From this, I learned two things:

1. As I suspected, the SIGFPE is being caused by an integer divide by zero. (The si_code is FPE_INTDIV.)
2. With this hack in place, instead of crashing, the game... "freezes". The interface is responsive, and it seems to believe it's still processing ticks, but creatures stop moving. Days still seem to pass normally, and at random intervals the game "unfreezes" for a few dozen ticks.

Interestingly, if I stop blocking the river (by pulling the northmost lever in Asob's office), fluid flow continues during the "freeze".

The outpost liason is visiting the fort. I suspected he might be the cause of the problem, so I ordered my crummy militia to bludgeon him to death. This didn't prevent the divide by zero from eventually occurring, and _did_ cause a loyalty cascade.

Deleting all of my work orders in the new manager didn't change anything either.

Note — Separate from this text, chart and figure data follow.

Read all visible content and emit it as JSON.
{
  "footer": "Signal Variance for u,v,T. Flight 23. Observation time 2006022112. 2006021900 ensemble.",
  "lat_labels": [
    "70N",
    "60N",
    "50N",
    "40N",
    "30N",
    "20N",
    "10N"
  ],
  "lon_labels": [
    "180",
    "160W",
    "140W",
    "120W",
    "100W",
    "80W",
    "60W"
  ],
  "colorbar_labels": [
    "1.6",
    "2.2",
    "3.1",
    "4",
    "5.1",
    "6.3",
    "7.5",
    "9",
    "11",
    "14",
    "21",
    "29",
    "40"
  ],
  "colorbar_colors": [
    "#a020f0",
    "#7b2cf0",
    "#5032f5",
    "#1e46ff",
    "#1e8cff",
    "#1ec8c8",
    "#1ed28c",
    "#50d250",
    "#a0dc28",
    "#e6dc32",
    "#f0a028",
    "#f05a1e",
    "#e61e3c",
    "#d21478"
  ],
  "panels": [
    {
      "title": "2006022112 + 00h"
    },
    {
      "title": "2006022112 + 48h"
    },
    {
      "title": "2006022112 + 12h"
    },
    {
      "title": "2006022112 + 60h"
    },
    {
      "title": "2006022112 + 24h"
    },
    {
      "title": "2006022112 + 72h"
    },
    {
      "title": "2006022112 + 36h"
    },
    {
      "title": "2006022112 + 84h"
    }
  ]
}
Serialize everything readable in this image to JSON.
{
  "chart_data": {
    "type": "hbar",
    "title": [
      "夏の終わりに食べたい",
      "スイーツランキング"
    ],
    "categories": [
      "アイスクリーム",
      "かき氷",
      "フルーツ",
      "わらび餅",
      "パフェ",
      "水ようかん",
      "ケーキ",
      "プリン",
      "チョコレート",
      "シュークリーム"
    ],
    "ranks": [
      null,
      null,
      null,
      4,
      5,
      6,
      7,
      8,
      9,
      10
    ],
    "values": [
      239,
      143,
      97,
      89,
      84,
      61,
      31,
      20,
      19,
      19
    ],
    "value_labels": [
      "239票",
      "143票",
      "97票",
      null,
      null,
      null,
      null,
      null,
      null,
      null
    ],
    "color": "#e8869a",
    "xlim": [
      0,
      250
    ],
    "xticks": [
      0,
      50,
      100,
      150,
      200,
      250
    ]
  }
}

If I just power through the "freezes", the SIGFPEs eventually stop happening.
(0038154)
lethosor   
2018-04-12 09:22   
(edited on: 2018-04-18 08:54)
Confirmed in vanilla 0.44.09 on OS X.
For what it's worth, it appears to crash consistently at 0x0000000100c966e1 (at least 3 times now), although that's probably not very useful.
This was brought to my attention by https://github.com/DFHack/dfhack/issues/1257 [^] , which may be the same issue as this.

(0038709)
lethosor   
2018-08-08 09:39   
Save from 0.44.12, 0010859: http://dffd.bay12games.com/file.php?id=13950 [^]
(0039194)
risusinf   
2019-02-07 02:19   
(edited on: 2019-02-10 21:36)
Both saves from OP and from the comment above stop crashing after
[DFHACK]# exterminate weasel
which is very similar to 0008410. It says something about zero body size, how do i check that?

Also see 0010253

(0039208)
lethosor   
2019-02-12 12:27   
(edited on: 2019-02-12 12:31)
Highlighting the weasel and running "lua ~unit.body.size_info" in DFHack prints
size_cur               	 = 0
size_base              	 = 1
area_cur               	 = 0
area_base              	 = 1
length_cur             	 = 0
length_base            	 = 21


Killing the weasel with DFHack stops the crash. From running "for _,u in ipairs(world.units.all) do if u.body.size_info.size_cur == 0 then print(u.id) end end" in Lua, this is the only zero-sized unit.

Thanks for investigating! I'll close this as a duplicate of 0008410.